I stand before you a martyr of the Internet.
And as the Internet giveth, so does it taketh away.
Allow me to explaineth.
As the proud owner of a new house, though not yet an occupant, I am now in the market for a new stove. The house actually has a perfectly good electric stove, but I am a long-standing member of Team Gas. I have cooked on several electric stoves over the years, including my first few apartments, but it’s something I prefer not to do. And frankly, you’d prefer not to eat some of the food I’ve cooked on them.
I have been to appliance stores from Toledo to Ann Arbor, looking for the perfect stove. I have looked at places both cheap and expensive, I have examined stoves that have been scratched and dented and stoves that are gleaming monoliths so beautiful you wouldn’t want to cook on them for fear of sullying them with a spill.
All of which has told me exactly nothing. You only can learn so much about a stove by looking at it. The only way to really know whether a stove is right for you is to cook on it. And for many good reasons, appliance stores are not hooked up with natural gas lines to let you take one out for a test drive.
So the search continues on the Internet. The first thing we did was to check out a major consumer-reporting magazine, which gave its highest recommendation to the well-known brand we are using now in a rental house. Our particular stove-top has one of those ultra-hot burners that boils a big pot of water in about 10 minutes and then evaporates it all in another three minutes. It has two fairly hot burners for regular high-heat cooking, and a small burner that is meant for simmering.
The horsepower-loving geek side of me loves the superhot burner which, in a pinch, also can be used for some spot welding. But the cook side of me sees that the simmer burner is way too hot to simmer anything. I do a lot of simmering, and to keep the food from scorching and burning I have to put a different grate on top of the regular grate and balance the pan on top of that. This, as you can imagine, is not ideal.
Because my job entails a fair amount of cooking, I have allowed myself to indulge in the fantasy of buying one of those professional-style stoves: sleek, stainless steel, and quite literally the cost of a pretty good used car.

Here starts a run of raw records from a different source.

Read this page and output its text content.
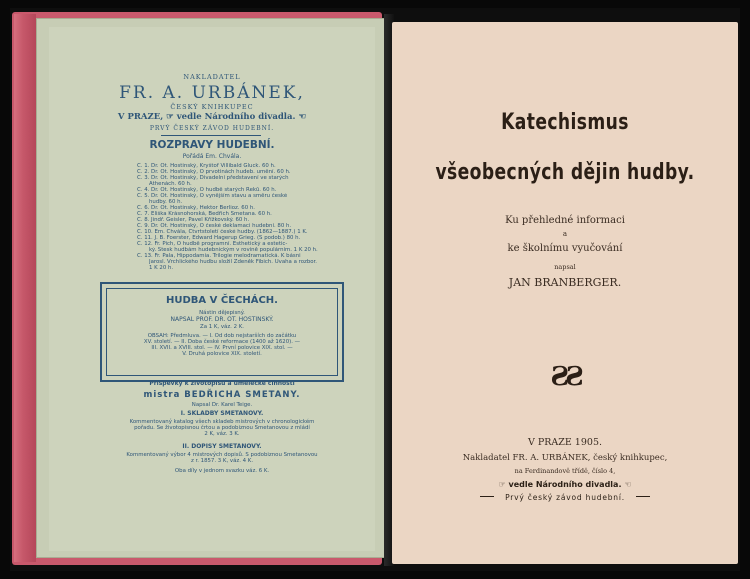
NAKLADATEL
FR. A. URBÁNEK,
ČESKÝ KNIHKUPEC
V PRAZE, ☞ vedle Národního divadla. ☜
PRVÝ ČESKÝ ZÁVOD HUDEBNÍ.
ROZPRAVY HUDEBNÍ.
Pořádá Em. Chvála.
Č. 1. Dr. Ot. Hostinský, Kryštof Villibald Gluck. 60 h.
Č. 2. Dr. Ot. Hostinský, O prvotinách hudeb. umění. 60 h.
Č. 3. Dr. Ot. Hostinský, Divadelní představení ve starých
Athenách. 60 h.
Č. 4. Dr. Ot. Hostinský, O hudbě starých Řeků. 60 h.
Č. 5. Dr. Ot. Hostinský, O vynějším stavu a směru české
hudby. 60 h.
Č. 6. Dr. Ot. Hostinský, Hektor Berlioz. 60 h.
Č. 7. Eliška Krásnohorská, Bedřich Smetana. 60 h.
Č. 8. Jindř. Geisler, Pavel Křížkovský. 60 h.
Č. 9. Dr. Ot. Hostinský, O české deklamaci hudební. 80 h.
Č. 10. Em. Chvála, Čtvrtstoletí české hudby. (1862—1887.) 1 K.
Č. 11. J. B. Foerster, Edward Hagerup Grieg. (S podob.) 80 h.
Č. 12. Fr. Pich, O hudbě programní. Esthetický a estetic-
ký. Stesk hudbám hudebnickým v rovině populárním. 1 K 20 h.
Č. 13. Fr. Pala, Hippodamia. Trilogie melodramatická. K básni
Jarosl. Vrchlického hudbu složil Zdeněk Fibich. Úvaha a rozbor.
1 K 20 h.
HUDBA V ČECHÁCH.
Nástin dějepisný.
NAPSAL PROF. DR. OT. HOSTINSKÝ.
Za 1 K, váz. 2 K.
OBSAH: Předmluva. — I. Od dob nejstarších do začátku
XV. století. — II. Doba české reformace (1400 až 1620). —
III. XVII. a XVIII. stol. — IV. První polovice XIX. stol. —
V. Druhá polovice XIX. století.
Příspěvky k životopisu a umělecké činnosti
mistra BEDŘICHA SMETANY.
Napsal Dr. Karel Teige.
I. SKLADBY SMETANOVY.
Kommentovaný katalog všech skladeb mistrových v chronologickém
pořadu. Se životopisnou črtou a podobiznou Smetanovou z mládí
2 K, váz. 3 K.
II. DOPISY SMETANOVY.
Kommentovaný výbor 4 mistrových dopisů. S podobiznou Smetanovou
z r. 1857. 3 K, váz. 4 K.
Oba díly v jednom svazku váz. 6 K.
Katechismus
všeobecných dějin hudby.
Ku přehledné informaci
a
ke školnímu vyučování
napsal
JAN BRANBERGER.
ƧƧ
V PRAZE 1905.
Nakladatel FR. A. URBÁNEK, český knihkupec,
na Ferdinandově třídě, číslo 4,
☞ vedle Národního divadla. ☜
Prvý český závod hudební.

These stoves essentially do the same thing as an ordinary stove, but they look so much better doing it. In fact, when you look up consumer reviews on the Internet, just about everyone who has one of those stoves talks about how great it looks -- but not necessarily how great it cooks.
And that is why I am now spending so much of my spare time on the Internet. I’m looking at appliance porn. I look up the Web sites of those stoves that make home cooks catch their breaths, the Vikings, Thermadors, Dacors, Blue Stars, AGAs, and Wolfs. And then I look at the regular stoves, too, the GEs, Kenmores, and Whirlpools.
Each time I see something I like, I catch my breath, my heart pounds, and then I run to other sites to see what ordinary users say about them. And every time, I wind up deflated and depressed. The companies don’t service their stoves. The hinges are flimsy and the oven doors break. The electronic ignitions stop working. The ovens get hot and the knobs melt.
The knobs melt? That can’t be good.
I know that people who have had negative experiences always are more vocal than those whose experiences are positive, and I know that for every three unfavorable reviews there could be 300 customers who are happy. But how can you be sure the negative views aren’t truly representative?
Before the Internet, we were blissful in our ignorance. When buying a stove, a little ignorance can be a good thing.